O'REILLY: You got a lot people -- you know what? I bet you if you asked for donations for that, you would be able -- because as you said, most people are good people who come in. They would give you money so that they wouldn't have to be besmirched by these sick people. And they're sick.
But you're right, a lot of it's planted. And a lot of it is just crazy people who are surfing. But I believe you have an obligation, Mr. Taylor, to clean this thing up. It doesn't do you any good, because that's what they seize on.
TAYLOR: We do. I agree with you, Bill, and whenever we find it -- if I find it -- I report it to our moderators and they take care of it.
O'REILLY: All right. Well, you should do a better job because just today this is vile, hateful stuff.
Now, Harold Ford Jr. was the subject of some of this when you ran the last time around. But I have to say, and this is absolutely my opinion, I looked at Free Republic and I looked at Daily Kos, and Daily Kos is far worse. They revel in this kind of stuff.
The cartoon last night we showed of President Bush and Joseph Lieberman -- way beyond anything of free speech. It's hate. It's hate.
Now, you as an African-American, and you as somebody who's been subjected to hate, I mean, why aren't the Democrats distancing themselves from this?
FORD: Well, let me be clear. I'm not here to represent Daily Kos or Free Republic. I'm a believer and a supporter of free speech.
Nonetheless, there comes a time in political debate when one would hope it would be elevated to discussing the big, big issues. I'm the chair of a group called the Democratic Leadership Council. We've been subjected to untrue and awful and malicious things by a number of different websites.
We just continue to move forward and trek ahead. I do think that there's a lot to be said for providing resources and people who support these sites, the good people who may believe in -- what I don't understand is what Free Republic, frankly, believes in, because if you feel comfortable enough to post "I hate blacks" on a website -- you don't find people posting that on a Fox News website. So, there must --
O'REILLY: No, you don't, because we have standards. And that's what I told Mr. Taylor, that he's got to be more vigilant and hire somebody professionally to regulate it.

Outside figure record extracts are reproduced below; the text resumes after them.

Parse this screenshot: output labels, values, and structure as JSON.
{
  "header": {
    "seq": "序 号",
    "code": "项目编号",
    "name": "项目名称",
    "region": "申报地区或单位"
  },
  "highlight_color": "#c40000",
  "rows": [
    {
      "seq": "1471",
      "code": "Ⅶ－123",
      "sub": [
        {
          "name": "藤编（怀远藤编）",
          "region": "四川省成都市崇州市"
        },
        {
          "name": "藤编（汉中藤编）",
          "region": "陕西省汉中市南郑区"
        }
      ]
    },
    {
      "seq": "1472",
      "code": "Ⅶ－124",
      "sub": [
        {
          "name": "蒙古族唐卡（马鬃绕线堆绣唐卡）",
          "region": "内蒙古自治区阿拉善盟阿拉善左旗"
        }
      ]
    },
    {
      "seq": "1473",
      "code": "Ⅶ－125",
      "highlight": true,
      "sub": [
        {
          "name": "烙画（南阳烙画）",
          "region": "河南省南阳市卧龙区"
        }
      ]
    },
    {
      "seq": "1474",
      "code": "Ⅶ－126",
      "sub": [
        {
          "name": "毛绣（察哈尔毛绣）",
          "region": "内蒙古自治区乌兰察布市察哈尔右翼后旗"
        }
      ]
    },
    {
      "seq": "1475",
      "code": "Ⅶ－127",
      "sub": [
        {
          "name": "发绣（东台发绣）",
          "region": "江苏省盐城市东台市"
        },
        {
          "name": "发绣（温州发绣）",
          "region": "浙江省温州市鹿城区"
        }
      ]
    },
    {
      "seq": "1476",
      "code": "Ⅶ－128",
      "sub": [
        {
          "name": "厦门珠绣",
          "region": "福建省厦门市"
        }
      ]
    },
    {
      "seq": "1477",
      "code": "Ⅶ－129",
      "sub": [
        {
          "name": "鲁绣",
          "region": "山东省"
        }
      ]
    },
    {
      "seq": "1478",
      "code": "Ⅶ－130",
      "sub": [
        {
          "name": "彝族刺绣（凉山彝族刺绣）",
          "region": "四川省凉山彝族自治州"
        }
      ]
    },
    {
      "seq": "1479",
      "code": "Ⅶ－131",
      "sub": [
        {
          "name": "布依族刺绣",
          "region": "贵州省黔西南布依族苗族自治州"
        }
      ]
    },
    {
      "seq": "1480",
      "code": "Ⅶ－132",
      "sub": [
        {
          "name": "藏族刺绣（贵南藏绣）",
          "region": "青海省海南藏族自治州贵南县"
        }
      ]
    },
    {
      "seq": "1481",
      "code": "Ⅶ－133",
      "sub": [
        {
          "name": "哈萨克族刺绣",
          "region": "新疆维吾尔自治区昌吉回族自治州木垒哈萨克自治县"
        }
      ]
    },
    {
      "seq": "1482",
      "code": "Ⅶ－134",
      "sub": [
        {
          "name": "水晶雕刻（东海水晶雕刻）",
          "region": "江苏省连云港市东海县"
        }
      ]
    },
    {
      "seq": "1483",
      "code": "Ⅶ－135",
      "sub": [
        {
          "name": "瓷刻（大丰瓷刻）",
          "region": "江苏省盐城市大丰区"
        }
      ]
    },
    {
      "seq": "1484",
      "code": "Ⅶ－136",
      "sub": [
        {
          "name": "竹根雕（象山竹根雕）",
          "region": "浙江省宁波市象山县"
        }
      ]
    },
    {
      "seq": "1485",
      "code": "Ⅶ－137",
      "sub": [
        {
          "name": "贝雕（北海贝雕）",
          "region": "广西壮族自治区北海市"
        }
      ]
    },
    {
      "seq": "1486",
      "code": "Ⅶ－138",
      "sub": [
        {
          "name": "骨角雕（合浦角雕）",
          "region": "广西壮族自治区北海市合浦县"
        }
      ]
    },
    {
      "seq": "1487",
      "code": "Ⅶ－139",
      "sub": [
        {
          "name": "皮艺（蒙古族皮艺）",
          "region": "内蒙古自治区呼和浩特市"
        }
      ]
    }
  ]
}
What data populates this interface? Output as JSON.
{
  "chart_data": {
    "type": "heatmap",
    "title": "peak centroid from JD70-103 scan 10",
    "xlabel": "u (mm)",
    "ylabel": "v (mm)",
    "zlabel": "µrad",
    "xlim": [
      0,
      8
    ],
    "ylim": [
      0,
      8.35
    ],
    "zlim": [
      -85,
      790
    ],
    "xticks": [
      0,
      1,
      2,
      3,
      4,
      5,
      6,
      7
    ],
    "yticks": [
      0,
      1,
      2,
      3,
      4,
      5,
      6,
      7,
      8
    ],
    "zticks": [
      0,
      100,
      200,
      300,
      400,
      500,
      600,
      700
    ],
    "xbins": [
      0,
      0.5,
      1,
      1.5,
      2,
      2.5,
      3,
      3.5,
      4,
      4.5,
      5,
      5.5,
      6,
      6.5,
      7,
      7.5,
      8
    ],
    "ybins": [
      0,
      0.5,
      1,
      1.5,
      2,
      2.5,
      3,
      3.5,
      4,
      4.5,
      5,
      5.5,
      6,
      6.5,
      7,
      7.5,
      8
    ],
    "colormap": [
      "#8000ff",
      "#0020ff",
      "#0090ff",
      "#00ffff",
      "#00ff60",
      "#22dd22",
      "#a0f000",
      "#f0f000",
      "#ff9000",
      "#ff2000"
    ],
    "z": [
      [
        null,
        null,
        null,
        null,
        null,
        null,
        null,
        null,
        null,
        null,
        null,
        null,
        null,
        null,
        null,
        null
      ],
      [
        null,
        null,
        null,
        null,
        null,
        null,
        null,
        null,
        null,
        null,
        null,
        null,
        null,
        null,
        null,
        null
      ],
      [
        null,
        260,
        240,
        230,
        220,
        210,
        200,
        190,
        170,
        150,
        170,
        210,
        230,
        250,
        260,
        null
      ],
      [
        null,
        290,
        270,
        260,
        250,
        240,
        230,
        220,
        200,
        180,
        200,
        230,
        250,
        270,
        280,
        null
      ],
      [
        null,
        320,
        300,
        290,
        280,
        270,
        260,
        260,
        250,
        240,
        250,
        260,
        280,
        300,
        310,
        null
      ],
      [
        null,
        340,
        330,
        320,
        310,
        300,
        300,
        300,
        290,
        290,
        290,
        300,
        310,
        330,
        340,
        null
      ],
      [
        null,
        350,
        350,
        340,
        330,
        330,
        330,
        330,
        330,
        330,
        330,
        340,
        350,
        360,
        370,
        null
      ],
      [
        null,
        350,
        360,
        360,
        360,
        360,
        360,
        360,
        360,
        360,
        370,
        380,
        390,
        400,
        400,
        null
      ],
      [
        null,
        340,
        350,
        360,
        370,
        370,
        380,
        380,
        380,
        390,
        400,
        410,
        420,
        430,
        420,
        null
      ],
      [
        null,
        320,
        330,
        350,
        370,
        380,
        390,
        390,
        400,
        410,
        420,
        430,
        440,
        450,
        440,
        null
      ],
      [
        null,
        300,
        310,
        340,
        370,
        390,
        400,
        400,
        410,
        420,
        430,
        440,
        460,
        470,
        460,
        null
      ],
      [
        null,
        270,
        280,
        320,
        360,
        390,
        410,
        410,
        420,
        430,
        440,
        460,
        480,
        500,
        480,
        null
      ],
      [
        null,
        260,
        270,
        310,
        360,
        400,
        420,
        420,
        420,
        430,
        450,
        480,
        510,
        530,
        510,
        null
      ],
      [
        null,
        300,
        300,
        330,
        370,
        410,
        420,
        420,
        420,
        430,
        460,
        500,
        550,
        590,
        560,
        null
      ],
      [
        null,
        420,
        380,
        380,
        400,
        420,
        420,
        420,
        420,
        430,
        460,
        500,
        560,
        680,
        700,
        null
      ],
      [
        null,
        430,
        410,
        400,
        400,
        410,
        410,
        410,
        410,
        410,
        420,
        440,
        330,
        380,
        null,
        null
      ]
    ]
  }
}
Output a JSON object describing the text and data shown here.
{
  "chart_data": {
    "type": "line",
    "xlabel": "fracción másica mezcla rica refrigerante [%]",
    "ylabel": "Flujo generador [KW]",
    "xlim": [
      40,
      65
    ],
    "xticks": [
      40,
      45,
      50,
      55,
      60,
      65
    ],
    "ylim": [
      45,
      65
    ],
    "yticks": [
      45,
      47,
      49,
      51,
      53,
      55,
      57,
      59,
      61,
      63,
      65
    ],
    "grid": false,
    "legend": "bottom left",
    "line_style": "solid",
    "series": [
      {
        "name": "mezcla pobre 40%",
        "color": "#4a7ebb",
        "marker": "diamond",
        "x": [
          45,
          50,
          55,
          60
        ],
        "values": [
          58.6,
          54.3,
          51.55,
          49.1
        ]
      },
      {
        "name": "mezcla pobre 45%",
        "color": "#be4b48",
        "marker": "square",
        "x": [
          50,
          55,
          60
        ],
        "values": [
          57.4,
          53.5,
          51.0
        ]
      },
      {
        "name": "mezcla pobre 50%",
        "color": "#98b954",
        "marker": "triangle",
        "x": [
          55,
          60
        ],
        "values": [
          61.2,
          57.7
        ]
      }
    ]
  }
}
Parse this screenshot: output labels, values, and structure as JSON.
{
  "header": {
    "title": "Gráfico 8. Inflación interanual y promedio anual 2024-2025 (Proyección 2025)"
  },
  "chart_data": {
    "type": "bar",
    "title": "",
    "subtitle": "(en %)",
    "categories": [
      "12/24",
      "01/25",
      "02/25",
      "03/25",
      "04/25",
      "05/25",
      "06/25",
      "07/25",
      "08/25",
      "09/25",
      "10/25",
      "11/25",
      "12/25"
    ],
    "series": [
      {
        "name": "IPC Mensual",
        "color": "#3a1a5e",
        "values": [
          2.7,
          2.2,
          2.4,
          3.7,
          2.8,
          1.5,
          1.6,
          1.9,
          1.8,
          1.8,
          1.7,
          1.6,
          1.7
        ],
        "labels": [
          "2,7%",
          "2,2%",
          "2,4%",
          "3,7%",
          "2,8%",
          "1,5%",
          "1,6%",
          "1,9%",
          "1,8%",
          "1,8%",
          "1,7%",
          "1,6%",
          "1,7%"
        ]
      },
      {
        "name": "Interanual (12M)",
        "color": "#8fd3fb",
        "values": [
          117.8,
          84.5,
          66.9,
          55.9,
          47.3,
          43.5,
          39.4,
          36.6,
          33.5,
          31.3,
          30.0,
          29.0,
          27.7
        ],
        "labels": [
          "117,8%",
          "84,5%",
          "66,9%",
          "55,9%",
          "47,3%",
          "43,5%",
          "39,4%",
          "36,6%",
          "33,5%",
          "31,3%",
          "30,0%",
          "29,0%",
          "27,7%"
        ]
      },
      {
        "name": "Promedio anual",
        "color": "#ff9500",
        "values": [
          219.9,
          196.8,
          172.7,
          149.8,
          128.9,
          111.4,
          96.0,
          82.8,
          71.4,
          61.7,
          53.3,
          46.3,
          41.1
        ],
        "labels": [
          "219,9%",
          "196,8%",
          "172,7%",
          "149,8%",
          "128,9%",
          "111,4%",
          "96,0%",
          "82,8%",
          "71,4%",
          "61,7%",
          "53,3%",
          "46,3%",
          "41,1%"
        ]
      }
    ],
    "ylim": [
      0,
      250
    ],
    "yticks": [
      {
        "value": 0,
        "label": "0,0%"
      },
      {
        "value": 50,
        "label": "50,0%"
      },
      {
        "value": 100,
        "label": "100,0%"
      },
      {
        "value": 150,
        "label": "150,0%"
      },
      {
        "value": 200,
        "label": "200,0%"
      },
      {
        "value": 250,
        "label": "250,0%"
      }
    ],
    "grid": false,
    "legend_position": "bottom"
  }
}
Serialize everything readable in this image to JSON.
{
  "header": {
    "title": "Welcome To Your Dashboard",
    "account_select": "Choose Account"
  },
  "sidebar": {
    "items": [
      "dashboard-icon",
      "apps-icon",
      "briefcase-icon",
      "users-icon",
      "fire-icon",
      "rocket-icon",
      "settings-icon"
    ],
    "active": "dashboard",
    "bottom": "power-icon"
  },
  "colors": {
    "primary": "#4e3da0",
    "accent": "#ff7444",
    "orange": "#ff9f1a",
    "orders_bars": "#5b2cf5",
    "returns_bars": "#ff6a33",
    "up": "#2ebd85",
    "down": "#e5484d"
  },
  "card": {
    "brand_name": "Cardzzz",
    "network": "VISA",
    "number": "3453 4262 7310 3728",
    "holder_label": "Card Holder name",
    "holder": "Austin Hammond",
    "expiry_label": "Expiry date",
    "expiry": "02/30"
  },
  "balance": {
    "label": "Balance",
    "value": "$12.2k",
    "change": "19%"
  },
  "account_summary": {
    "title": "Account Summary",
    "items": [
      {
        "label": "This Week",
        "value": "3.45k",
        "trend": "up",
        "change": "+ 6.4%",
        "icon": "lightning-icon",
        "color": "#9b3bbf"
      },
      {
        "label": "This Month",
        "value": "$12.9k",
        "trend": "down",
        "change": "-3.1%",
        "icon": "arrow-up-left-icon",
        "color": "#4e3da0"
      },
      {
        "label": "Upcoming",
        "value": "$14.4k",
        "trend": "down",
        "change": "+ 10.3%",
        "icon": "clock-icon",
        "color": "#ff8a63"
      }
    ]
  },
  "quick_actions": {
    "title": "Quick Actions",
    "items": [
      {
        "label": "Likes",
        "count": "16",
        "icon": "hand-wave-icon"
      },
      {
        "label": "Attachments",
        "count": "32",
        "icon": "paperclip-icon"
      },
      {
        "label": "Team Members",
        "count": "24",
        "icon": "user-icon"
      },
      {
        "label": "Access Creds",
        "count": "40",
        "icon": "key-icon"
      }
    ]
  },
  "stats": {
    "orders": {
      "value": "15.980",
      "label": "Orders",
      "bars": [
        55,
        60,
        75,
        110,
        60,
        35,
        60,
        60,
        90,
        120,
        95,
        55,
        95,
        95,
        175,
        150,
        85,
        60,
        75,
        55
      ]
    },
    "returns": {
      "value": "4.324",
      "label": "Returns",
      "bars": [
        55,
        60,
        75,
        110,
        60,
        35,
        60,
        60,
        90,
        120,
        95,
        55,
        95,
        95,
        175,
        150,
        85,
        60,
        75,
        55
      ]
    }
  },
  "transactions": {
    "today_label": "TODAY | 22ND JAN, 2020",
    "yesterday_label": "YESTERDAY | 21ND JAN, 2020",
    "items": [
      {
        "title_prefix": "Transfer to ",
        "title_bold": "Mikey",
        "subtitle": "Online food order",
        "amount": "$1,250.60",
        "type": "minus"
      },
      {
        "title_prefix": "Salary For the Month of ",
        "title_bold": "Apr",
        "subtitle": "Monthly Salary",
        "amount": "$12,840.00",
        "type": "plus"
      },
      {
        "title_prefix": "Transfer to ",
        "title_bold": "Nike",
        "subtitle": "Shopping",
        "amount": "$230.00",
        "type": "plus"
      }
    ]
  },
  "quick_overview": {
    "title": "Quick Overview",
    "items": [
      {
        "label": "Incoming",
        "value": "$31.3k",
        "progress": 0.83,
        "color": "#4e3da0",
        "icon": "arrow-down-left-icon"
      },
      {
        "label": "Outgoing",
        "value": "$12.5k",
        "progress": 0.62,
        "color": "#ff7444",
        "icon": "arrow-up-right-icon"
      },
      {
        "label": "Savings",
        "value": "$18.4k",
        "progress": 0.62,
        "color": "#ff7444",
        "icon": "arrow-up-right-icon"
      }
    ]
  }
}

FORD: And on both sides, this is not -- but I think that is --
O'REILLY: But, look, here's how it gets elevated up. When you have all the Democratic presidential candidates, with the exception of Senator Biden, as I mentioned, going to a Kos convention, when they -- it is a hate site. It is the Ku Klux Klan. There's no difference. And why are they going, my God? Why are they going?
FORD: Hopefully, they will go and they will share their views and make clear that they are not aligned, much like Kristinn did here when he indicated that's not what Free Republic stands for.
O'REILLY: But why would you elevate anything like that?
FORD: I think Daily Kos -- I don't agree with all that they do, their political views, viewpoints -- but I think they make valid points that are agreed to by a number of Americans that the --
O'REILLY: But that doesn't matter. Every website can make valid points. If you traffic in hatred, as they do, if you demean the country and the office of the presidency and Joseph Lieberman, if you do that, you can't legitimize it. Surely you know that.
FORD: Personal attacks on anyone shouldn't have any place in politics. Unfortunately, it does.
O'REILLY: Well, certainly you know that that's what this website Kos is.
O'REILLY: All right. Now it'll be interesting to see if any -- if they scold them, if Hillary Clinton goes in there and scolds them, then we'll run it. But I don't think they will because they're afraid of them. They're afraid that they'll get smeared.
FORD: Right. And that's a decision they have to make and they'll have to answer those questions. But I do think as a free speech supporter -- and I'm an enormous one of that -- people have every right to share what they want to share.
O'REILLY: Do you support hate speech?
FORD: I think -- no, anything that incites, of course not.
O'REILLY: OK. I support free speech, but I draw the line at hate speech.